The former government scientist whose home was searched by the FBI this week commissioned a report three years ago on how to deal with an anthrax attack by mail, ABCNEWS has learned.
The scientist, Steve Hatfill has denied to ABCNEWS any connection with the anthrax attacks that left five dead and at least 13 others ill last fall. But the FBI says he is one of 20 or 30 present and former government scientists who remain under scrutiny in the case.
The FBI obtained a copy of the secret anthrax report last week just before agents raided Hatfill's home in Frederick, Md., and a storage facility he maintains in Ocala, Fla.
The report describes a hypothetical anthrax attack, specifying an amount and quality of anthrax that is remarkably similar to what was sent to the offices of U.S. Sens. Patrick Leahy and Tom Daschle last October.
The report, obtained by ABCNEWS, was written in February 1999 by William Patrick III, a leading bioweapons expert and submitted to a defense contractor, Science Applications International Corporation where Hatfill worked at the time. It says that a terrorist would use 2.5 grams of powder in a standard envelope, about the same amount sent to Leahy, a Vermont Democrat and Chairman of the Senate Judiciary Committee.
Same Spores, Particle Sizes
The report says any "more powder makes the envelope bulge and draws attention."
"Anytime you pick something up like this, and it seems to layout the whole story for you months or years before the fact, your immediate response is to step back and say 'whoa, something may be going on here,'" said bioterrorism expert and ABCNEWS consultant Kyle Olson.

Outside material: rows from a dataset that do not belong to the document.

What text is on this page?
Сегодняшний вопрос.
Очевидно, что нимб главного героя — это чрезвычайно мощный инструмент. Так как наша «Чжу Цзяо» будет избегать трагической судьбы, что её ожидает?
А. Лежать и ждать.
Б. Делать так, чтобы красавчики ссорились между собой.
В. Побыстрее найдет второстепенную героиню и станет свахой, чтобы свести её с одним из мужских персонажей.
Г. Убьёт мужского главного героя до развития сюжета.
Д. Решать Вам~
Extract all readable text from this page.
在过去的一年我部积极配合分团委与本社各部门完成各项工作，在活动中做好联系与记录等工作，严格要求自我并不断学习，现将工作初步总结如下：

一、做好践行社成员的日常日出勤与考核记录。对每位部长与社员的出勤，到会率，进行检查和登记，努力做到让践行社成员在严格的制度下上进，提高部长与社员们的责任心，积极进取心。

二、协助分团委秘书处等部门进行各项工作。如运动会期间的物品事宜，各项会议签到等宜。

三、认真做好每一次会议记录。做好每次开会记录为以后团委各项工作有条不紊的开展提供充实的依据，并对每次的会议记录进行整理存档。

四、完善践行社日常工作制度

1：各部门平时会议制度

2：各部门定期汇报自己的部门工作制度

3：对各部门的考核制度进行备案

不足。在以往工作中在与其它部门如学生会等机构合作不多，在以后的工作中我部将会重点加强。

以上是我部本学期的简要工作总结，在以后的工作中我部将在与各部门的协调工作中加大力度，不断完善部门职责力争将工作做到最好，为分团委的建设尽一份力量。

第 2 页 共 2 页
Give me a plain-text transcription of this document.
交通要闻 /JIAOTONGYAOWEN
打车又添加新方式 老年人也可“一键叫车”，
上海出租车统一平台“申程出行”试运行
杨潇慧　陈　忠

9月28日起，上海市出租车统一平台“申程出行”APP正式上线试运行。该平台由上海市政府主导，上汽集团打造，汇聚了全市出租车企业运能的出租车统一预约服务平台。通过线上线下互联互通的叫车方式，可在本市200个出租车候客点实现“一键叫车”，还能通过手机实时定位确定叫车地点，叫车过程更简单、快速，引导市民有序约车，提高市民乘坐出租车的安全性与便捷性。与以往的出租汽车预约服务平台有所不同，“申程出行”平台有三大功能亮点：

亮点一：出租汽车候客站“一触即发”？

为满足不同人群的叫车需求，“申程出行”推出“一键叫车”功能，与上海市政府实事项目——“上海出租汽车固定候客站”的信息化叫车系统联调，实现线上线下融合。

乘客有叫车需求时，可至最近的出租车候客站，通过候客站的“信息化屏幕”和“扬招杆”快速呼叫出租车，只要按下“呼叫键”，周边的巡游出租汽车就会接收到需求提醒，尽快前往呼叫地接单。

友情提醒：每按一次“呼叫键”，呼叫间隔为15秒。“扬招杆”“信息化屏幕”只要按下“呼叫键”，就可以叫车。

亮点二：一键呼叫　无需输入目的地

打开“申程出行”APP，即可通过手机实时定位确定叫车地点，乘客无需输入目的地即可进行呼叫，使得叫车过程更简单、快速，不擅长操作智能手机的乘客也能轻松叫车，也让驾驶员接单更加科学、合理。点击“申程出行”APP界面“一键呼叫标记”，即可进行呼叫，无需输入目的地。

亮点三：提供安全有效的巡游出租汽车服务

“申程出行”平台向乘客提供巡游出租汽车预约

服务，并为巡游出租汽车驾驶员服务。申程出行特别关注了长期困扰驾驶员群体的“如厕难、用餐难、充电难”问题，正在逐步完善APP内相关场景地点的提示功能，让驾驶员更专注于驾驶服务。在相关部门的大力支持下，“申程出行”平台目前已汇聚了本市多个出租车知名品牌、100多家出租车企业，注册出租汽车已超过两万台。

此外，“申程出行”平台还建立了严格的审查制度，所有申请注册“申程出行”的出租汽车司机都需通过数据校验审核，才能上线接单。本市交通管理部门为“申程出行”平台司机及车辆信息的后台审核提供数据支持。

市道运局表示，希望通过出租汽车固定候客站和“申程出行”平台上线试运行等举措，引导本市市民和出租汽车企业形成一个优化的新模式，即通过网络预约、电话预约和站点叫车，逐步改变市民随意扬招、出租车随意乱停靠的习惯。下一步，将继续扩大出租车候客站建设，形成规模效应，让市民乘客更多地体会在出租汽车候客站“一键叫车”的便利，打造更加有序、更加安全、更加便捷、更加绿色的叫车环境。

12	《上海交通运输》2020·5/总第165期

The report also depicts the same number of spores, one trillion per gram, and particle size as actually were found in the Senate letters — a far more deadly anthrax than most experts thought doable.
"Our attacker may very well have used this report as something of a — if not a template, then certainly as a rule of thumb," said Olson.
Former colleagues say Hatfill received the anthrax vaccine and had ready access to anthrax as a government scientist, until his security clearance was suspended shortly before Sept. 11 for unknown reasons.
One former colleague has told the FBI Hatfill was seen taking home a large piece of surplus lab equipment used to handle dangerous materials and it was one of the things the FBI sought in this week's searches. The FBI said nothing immediately incriminating was discovered.
Hatfill said he consented to the search in an effort to clear his name. He told ABCNEWS he understood his background and comments made him a logical subject of the investigation. He has been interviewed by FBI agents four different times.
Investigators are also intrigued by the fact that Hatfill lived for years near the town of Greendale while attending medical school in Zimbabwe, Africa. Greendale School was the phony return address used in the anthrax letters.
Hatfill responded to this report in a phone message to ABCNEWS tonight, calling the it "completely inaccurate, scandalous and libelous."